Its new approach will focus on piloting innovative approaches to the problems that face newly resettled, former homeless people. It will be looking to work on a consultancy basis for organisations that want to develop new approaches to homelessness.
Speaking exclusively to Housing Today, Crisis chief executive Shaks Ghosh said: "Now rough sleepers are coming off the street, the real challenge starts. That involves behavioural changes, finding ways of engaging them and helping them to make the life changes that will integrate them back into society. We can't abandon the people who are off the street, because life for them is just beginning."
The agency believes that many hostels are now part of a wider problem, because they are not addressing reintegration.
Ghosh said:"Many of them are ghettoes of social exclusion. You've only got to go into some of our hostels to see the real problem is that people are sitting in front of the TV. They are warehoused."

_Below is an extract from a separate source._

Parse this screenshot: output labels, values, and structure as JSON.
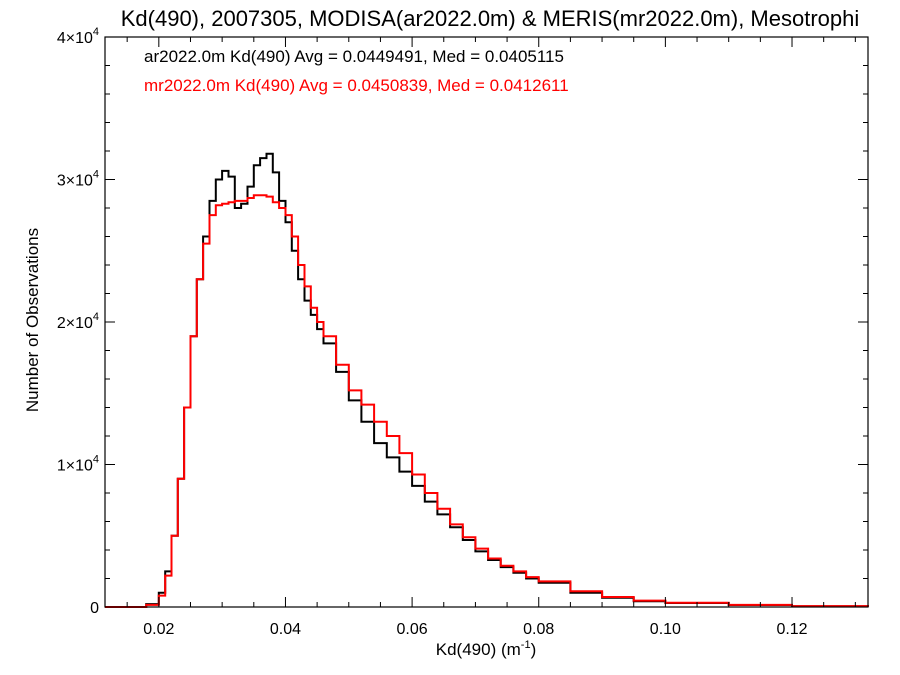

She added: "If a housing association, for example, says 'our hostels have become dead end places, we don't want this any more', we hope we will be able to work with them to pilot new ways in which to help formerly homeless people."
The agency is hoping to extend a befriending service that matches volunteers with resettled homeless people, and is working on a cross borough, supported housing "reintegration" pilot, inspired by the Times Square project in New York.
Despite the change, Ghosh insisted the charity would retain its campaigning focus, and keep its name. Its Christmas shelters would also continue, although with a new focus on reintegrating homeless people back into society.
"The crisis on the street has shifted to a crisis in people's lives," she said.